Sophie écoutait en regardant de loin les étalages flamboyants. P’tit-Jy lui donnait le bras… Le temps était sec, on n’était pas encore aux grands froids, et les terrasses des cafés restaient peuplées. P’tit-Jy mena Sophie dans un endroit du boulevard qui tenait le milieu entre le caboulot et la brasserie, on voyait à l’intérieur un comptoir comme chez les marchands de vins, mais dehors c’était une terrasse comme devant un café. P’tit-Jy commanda un vermouth fraisette, et conseilla la même chose à Fifi. Puis, bien posées, les jupes étalées, toutes les deux regardèrent la vie qui défilait sous leurs yeux… C’était tout un mouvement qui surgissait, éclairé soudain, dans un rectangle lumineux pour retomber quelques pas plus loin, dans la nuit ; foule qui se faisait et se défaisait sans cesse : des couples… un passant seul… tout à coup un groupe compact… puis rien… puis beaucoup de monde… et encore… et encore… Cela n’arrêtait jamais.
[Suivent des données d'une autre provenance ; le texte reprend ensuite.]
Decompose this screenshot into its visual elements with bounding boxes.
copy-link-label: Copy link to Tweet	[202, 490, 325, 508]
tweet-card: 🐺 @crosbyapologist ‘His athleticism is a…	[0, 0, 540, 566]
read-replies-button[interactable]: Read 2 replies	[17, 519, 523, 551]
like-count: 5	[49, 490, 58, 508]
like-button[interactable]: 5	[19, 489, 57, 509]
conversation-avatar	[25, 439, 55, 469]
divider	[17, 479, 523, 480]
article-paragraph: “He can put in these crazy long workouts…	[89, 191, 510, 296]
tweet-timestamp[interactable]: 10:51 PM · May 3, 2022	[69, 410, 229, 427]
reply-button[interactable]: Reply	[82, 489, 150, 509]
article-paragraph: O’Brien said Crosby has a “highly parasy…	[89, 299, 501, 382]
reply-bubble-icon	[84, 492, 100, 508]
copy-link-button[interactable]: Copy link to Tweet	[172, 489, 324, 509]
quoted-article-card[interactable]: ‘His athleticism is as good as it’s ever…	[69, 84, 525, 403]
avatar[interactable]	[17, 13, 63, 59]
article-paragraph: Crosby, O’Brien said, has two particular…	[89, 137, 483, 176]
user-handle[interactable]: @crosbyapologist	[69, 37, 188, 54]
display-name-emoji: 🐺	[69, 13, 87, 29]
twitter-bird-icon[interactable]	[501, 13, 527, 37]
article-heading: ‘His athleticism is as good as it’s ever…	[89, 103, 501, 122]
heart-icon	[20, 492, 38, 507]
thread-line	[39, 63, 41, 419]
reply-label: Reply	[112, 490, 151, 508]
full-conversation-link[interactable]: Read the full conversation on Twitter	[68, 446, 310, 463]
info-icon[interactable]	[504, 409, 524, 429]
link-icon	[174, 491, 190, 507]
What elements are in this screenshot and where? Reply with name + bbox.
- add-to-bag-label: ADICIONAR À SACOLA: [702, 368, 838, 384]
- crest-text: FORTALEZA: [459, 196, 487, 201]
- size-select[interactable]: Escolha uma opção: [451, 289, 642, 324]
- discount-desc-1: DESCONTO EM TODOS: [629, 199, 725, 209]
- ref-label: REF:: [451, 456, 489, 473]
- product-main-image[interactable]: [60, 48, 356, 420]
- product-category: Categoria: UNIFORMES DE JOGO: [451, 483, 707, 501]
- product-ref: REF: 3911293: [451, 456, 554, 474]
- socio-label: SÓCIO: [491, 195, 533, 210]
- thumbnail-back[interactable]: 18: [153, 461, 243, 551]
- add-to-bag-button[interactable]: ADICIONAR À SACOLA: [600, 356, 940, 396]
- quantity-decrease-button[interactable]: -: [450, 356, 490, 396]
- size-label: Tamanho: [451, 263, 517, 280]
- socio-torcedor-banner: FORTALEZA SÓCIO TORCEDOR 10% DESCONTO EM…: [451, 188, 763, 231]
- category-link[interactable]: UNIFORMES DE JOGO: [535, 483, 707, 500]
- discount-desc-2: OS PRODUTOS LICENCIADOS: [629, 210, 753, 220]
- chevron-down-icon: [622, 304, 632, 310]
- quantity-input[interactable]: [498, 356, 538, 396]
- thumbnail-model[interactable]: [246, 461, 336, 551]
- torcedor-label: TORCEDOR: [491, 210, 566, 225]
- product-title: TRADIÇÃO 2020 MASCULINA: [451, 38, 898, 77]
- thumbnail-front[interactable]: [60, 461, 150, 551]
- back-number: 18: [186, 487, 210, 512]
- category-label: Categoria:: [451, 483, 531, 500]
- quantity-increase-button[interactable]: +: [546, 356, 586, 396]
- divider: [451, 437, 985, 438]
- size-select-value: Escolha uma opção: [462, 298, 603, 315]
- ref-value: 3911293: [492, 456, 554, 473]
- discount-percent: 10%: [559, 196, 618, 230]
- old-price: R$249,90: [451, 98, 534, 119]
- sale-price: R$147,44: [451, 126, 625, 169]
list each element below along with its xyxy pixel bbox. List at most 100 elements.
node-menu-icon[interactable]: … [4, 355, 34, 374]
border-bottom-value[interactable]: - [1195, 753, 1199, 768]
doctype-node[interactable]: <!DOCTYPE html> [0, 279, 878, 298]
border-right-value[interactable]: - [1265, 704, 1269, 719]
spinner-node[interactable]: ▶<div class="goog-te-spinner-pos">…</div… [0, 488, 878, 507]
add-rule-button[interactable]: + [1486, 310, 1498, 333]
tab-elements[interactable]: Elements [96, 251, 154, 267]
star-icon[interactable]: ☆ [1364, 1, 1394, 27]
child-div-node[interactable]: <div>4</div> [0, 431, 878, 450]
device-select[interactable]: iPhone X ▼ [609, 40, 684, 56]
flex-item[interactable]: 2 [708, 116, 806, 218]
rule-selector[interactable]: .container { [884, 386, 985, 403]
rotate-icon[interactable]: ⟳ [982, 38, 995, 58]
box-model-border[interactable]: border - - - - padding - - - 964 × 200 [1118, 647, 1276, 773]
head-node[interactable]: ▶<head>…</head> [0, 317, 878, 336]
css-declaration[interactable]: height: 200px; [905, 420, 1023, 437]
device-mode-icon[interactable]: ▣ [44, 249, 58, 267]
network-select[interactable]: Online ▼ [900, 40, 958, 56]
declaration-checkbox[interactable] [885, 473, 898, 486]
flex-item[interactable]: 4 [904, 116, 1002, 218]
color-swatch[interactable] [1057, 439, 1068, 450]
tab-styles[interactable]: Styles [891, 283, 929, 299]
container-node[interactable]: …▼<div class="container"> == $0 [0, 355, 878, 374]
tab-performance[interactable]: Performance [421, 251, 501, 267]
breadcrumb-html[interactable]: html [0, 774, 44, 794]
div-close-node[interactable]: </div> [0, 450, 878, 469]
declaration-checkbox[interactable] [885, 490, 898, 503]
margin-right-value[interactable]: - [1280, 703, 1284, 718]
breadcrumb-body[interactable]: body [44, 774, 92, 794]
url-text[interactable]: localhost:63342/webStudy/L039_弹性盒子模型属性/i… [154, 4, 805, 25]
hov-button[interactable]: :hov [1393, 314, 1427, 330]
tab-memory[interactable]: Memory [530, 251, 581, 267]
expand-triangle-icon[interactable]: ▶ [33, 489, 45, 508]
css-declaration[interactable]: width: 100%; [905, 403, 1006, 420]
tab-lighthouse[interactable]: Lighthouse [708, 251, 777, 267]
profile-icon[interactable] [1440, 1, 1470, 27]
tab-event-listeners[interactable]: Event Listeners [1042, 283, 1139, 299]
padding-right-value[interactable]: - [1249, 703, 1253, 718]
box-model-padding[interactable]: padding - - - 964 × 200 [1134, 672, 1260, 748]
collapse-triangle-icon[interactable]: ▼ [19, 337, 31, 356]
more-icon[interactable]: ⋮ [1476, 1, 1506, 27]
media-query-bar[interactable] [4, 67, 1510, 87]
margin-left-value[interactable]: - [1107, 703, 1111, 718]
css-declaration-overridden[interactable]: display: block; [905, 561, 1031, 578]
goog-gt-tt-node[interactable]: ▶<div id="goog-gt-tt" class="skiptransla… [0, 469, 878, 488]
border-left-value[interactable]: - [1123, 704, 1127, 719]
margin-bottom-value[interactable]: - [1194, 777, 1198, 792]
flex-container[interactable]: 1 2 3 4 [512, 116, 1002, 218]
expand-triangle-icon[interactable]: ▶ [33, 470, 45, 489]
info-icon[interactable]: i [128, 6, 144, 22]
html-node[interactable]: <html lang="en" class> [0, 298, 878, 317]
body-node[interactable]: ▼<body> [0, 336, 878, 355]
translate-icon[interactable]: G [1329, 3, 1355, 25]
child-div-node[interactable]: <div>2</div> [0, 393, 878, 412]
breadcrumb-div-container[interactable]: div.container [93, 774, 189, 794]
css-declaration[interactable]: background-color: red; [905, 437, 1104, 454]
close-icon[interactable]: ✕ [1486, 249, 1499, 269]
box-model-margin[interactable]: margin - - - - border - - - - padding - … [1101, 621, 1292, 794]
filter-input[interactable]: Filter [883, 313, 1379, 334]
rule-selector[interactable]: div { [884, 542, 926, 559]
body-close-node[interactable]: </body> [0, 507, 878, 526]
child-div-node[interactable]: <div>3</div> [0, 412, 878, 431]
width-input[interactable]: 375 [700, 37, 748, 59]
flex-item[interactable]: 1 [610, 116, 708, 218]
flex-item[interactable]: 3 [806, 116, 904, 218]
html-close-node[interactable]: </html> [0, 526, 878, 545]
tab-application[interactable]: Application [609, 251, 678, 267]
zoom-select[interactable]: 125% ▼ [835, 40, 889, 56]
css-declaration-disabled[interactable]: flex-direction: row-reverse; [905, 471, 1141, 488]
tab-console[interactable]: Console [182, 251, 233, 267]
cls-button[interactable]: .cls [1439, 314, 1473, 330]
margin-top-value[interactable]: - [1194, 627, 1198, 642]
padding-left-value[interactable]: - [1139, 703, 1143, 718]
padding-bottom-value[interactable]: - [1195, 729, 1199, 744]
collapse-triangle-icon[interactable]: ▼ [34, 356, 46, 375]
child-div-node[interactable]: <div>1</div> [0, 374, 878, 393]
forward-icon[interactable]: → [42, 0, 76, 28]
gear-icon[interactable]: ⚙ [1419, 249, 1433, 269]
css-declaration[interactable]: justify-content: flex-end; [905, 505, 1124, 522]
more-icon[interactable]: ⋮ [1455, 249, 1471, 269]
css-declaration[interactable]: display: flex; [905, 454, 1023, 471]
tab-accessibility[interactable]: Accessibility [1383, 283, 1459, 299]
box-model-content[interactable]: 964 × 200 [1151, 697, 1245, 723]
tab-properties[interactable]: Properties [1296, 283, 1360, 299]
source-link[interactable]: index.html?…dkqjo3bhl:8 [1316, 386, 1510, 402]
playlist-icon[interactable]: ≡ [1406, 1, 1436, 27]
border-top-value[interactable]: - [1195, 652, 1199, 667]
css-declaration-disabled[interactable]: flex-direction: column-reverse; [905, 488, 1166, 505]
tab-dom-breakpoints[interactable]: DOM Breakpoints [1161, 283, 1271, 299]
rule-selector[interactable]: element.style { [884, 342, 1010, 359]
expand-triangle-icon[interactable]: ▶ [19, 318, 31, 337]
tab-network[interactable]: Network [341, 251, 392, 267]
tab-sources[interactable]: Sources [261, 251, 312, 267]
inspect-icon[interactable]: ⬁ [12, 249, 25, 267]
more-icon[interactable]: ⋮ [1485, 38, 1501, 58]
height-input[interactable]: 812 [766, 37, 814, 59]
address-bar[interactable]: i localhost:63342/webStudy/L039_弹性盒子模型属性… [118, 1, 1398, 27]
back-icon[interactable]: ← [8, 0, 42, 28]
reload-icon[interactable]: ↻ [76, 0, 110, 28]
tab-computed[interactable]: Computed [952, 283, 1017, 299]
Sophie, étourdie, suivait distraitement tout ce brouhaha, elle entendait le tumulte des gros attelages courant sur le pavé de bois, accompagné de toutes les voix mutines des petites sonnettes. Et le long du trottoir, comme au bord d’une berge, un fleuve de voitures dévalait, roulement et galopade… Sophie ne disait rien. Ses yeux étaient tirés par une annonce lumineuse, qui, en face, à la hauteur d’un deuxième étage, par intervalles réguliers, mécaniquement s’allumait, peu à peu, lettre à lettre, pour, complète, s’éteindre subitement. Elle avait mal à la tête… Elle se sentait toute petite, elle se sentait faible, le découragement qui vous abat devant les choses immenses ou magnifiques la prenait. Et maintenant tout ce que disait P’tit-Jy ajoutait à sa fatigue ; tant de conseils et de réflexions nouvelles lui montraient difficile et compliquée la vie où elle allait entrer. Toutes les femmes qui passaient lui semblaient supérieures à elle : tout ce qu’elles savaient celles-là ! à combien de choses elles avaient pensé !
Elle dit, d’une voix triste :
— Ah ! P’tit-Jy, je ne saurai jamais ! J’ai pas assez de présence d’esprit.
— Laisse donc, ça viendra. On travaillera ensemble, répondit P’tit-Jy.